# Presque Isle



## CHOPIQ (Apr 6, 2004)

We are headed to Presque Isle Thursday-Monday. Any reports on ice and fishing? Been to Fisherie.com not a lot on it.


----------



## chaunc (Apr 11, 2004)

Have you checked Iceshanty.com? They have some up to date reports there some days.


----------



## CHOPIQ (Apr 6, 2004)

Thanks Chaunc, but yeah been there not much on there either.


----------



## sady dog (Feb 10, 2008)

find a bait shop on line..and call...I do it all the time when i head up to cleveland for perch...I just call shine's The hard part will be finding one open??


----------



## jiggineyes22 (Mar 4, 2008)

R.A.C bait shop before presque isle state park. Always gave me honest reports 814 838 2850


----------



## Big Daddy (Apr 6, 2004)

I have a week off in February and I'm planning to spend a few days up there. I will post when in a week or so.


----------



## crappie1962 (Apr 18, 2010)

Headed there myself on the 19th an 20th. If you need in inexpensive place to spend the night there's a small mom and pop place called the El Patio. Only 5 minutes to the ice. Its not the hilton but has hot shower, bed, tv, microwave. Only 49.oo a night for a room with two double beds. Not bad split two ways.


----------



## CHOPIQ (Apr 6, 2004)

crappie,we have stayed there numerous times but getting reports that they have bedbugs this year. Don't know if its true but don't want to risk it. Hate to say that, always had a good time there.


----------



## davef (Aug 7, 2007)

CHOPIQ said:


> crappie,we have stayed there numerous times but getting reports that they have bedbugs this year. Don't know if its true but don't want to risk it. Hate to say that, always had a good time there.
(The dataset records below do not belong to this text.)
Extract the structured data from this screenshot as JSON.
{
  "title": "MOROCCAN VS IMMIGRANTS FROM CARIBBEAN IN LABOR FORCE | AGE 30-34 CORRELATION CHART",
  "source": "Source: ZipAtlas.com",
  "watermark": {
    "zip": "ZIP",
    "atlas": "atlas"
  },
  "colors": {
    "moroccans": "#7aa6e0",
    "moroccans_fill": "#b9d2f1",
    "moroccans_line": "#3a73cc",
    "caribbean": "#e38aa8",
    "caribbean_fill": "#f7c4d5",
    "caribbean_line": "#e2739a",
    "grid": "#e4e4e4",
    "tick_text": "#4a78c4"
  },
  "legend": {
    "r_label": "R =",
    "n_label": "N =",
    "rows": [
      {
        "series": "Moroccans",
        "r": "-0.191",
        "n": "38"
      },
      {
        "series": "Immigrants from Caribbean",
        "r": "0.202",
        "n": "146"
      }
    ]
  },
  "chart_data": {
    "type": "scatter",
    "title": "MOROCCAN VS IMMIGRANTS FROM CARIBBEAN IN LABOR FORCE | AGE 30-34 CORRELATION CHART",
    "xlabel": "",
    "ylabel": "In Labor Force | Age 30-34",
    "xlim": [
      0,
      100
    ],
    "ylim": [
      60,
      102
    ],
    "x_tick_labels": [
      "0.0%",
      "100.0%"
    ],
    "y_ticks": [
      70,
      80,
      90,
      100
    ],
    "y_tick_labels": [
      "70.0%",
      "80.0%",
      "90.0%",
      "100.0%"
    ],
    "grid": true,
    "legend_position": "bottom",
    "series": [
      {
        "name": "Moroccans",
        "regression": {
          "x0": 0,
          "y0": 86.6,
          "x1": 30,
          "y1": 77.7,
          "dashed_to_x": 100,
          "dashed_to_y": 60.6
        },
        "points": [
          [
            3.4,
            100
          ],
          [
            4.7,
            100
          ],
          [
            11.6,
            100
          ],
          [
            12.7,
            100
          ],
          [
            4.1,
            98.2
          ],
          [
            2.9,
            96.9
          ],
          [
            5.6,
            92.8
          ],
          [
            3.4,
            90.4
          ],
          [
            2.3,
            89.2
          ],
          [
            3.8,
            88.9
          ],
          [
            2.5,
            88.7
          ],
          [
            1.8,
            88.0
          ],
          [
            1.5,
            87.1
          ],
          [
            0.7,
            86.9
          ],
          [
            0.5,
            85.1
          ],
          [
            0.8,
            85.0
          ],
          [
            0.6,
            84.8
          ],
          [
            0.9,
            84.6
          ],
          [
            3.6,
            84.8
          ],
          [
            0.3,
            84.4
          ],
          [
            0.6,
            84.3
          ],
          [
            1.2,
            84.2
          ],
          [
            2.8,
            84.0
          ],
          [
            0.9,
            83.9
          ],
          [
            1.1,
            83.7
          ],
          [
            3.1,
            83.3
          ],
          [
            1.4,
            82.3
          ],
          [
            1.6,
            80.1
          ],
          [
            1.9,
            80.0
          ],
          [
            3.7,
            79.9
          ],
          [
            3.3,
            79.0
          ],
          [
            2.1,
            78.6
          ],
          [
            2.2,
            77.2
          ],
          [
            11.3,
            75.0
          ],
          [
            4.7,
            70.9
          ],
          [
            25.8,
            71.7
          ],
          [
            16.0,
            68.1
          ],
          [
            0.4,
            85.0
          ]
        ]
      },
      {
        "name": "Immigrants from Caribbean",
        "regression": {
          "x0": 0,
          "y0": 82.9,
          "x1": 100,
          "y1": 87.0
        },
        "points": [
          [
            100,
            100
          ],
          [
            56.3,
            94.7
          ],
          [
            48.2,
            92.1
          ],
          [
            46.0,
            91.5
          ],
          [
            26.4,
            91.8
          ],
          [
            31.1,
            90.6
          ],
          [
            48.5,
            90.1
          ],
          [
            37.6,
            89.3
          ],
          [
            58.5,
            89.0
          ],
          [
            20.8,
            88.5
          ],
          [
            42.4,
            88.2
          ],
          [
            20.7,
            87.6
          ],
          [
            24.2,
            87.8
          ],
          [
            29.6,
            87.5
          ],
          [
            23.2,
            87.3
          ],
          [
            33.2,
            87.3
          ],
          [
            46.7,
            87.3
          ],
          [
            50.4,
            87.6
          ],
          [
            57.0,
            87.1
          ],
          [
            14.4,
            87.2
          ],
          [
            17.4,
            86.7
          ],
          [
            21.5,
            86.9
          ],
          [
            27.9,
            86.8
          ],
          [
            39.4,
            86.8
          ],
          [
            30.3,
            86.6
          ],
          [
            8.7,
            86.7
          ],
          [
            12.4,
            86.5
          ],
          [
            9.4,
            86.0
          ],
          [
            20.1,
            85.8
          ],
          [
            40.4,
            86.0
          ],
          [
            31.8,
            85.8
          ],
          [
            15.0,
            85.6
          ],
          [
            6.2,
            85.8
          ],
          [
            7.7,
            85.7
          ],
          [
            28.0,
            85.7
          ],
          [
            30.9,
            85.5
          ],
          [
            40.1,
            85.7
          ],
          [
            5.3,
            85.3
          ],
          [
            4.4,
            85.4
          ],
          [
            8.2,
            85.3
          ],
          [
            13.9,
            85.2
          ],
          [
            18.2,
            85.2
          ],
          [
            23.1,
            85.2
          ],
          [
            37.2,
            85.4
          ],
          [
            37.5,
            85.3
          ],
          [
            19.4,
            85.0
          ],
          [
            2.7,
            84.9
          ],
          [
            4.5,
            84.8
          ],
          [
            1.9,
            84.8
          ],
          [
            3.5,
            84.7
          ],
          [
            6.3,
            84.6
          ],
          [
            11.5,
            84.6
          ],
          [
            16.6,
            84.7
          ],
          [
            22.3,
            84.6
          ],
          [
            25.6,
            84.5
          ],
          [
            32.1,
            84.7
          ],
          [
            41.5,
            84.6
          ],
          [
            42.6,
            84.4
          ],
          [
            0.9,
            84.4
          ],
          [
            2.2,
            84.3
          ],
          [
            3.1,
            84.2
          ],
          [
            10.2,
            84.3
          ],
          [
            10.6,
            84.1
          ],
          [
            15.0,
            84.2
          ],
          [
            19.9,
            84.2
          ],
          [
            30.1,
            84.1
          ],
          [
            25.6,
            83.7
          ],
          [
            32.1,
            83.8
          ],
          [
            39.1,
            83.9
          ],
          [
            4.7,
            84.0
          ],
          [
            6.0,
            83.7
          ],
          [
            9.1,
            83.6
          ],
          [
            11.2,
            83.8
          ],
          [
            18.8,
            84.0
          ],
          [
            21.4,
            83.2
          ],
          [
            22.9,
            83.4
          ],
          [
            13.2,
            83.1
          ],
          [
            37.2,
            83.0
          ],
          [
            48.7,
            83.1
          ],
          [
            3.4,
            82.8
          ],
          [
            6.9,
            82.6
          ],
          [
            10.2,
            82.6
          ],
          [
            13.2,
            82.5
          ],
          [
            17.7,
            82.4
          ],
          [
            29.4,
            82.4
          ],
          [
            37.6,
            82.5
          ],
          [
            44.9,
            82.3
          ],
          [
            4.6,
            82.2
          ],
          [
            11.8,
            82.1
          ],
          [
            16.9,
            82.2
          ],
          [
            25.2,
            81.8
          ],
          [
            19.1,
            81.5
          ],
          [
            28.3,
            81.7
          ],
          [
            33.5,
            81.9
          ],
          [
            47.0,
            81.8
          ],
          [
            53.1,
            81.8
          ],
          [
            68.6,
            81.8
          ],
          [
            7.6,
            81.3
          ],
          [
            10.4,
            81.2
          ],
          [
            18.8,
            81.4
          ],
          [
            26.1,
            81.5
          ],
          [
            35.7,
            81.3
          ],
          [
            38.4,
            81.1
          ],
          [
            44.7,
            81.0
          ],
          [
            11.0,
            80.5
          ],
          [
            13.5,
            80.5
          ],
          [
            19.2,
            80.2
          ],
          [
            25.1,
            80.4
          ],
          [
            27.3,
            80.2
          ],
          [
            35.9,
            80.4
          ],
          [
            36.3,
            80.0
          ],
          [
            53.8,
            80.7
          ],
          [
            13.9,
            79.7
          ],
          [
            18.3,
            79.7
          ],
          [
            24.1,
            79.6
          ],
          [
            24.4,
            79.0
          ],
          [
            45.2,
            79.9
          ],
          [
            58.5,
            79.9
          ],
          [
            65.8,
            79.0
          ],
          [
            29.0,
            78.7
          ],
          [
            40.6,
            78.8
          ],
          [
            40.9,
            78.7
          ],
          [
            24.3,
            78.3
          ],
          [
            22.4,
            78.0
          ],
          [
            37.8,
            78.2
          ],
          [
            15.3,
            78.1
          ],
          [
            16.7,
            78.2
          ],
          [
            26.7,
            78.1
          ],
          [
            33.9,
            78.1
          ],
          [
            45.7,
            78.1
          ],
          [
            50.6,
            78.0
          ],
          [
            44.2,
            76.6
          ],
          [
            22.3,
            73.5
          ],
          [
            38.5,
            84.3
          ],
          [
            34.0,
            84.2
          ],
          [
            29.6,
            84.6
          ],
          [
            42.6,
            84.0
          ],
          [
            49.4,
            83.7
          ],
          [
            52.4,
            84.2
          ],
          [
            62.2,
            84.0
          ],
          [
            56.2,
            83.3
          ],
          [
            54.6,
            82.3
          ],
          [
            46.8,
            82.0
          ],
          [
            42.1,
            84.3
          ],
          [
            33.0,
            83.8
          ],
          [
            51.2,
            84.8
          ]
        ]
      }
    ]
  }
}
I stayed there again about 6 weeks ago and had no problems. Sure isn't the greatest place but I've never had a problem there in the 6 or 7 years I've been staying there.


----------



## creekcrawler (Oct 5, 2004)

I have heard so many so-so reports on the Patio. . . 
The Presque Isle Inn right down the street was always tidy and about $10 more.


----------



## walleye-wisperer (Jun 26, 2008)

What kind of fish do you usually catch there?I've never been and wondering.Do you mostly just fish the bay or the small bodies of water on the island?

Thanks Shawn


----------



## jiggineyes22 (Mar 4, 2008)

mostly panfish. Bluegill,crappie, and perch. Occasionally a bass or steelhead. I've caught them all there. I have fish the main bay and Misery bay doing well at both. Sometimes one is better than the other. The nice schools of perch tend to hang out in the deeper part of the main bay


----------



## icehuntR (Dec 18, 2005)

we catch gills,seeds,crappies,perch, a few lrg mouth sometimes & the rare pike or trout & smelt. Just depends on where/when .I like the 2nd & 3rd parking lots when you 1st drive into the park ,Misery bay & onthe city side the convention center area.[ perchyest area ] Buddie caught a lake trout round CC. On the park side - where the most cars are parked was/is the "hot spot" .Great place to use a camera !


----------



## bad luck (Apr 9, 2009)

Got a bucket full...literally a bucketfull, of monster bluegill Sunday


----------



## CHOPIQ (Apr 6, 2004)

Leaving tonight for 3 full days of fishing Presque. I'll let every one know how we did. Bad Luck, were you on the bay or Misery?


----------



## CHOPIQ (Apr 6, 2004)

5 of us made the trip from Ohio to fish Presque and all I can say complete waste of time. We fished Friday afternoon in front of convention center. In about 5 hours we ended up with 6 small perch. We had a camera and saw perch but not a lot of takers. And as stated by someone else, thousands of small shad. They were so thick made using the vex useless. Marked fish at all levels but the camera showed they were shad. Tried to fish the second and first parking lots and ice was 2" of white ice so didn't even try to fish it. In three days didn't see a person fishing it. Saturday had 35 mph winds so we didn't even try to fish. We did fish Misery Bay Friday morning but the camera did not show any gills or crappies. Again nothing but shad. Only saw a small gill caught in about 4 hours.


----------



## jiggineyes22 (Mar 4, 2008)

I use to always go to presque isle until I found chautuaqua lake. It's only 30 mins further, the fishing is better, license is cheaper, and your allowed machines on the ice. We just went up over the weekend and got tons of perch, enormous bluegills, and a few crappie. Something for you guys to consider


----------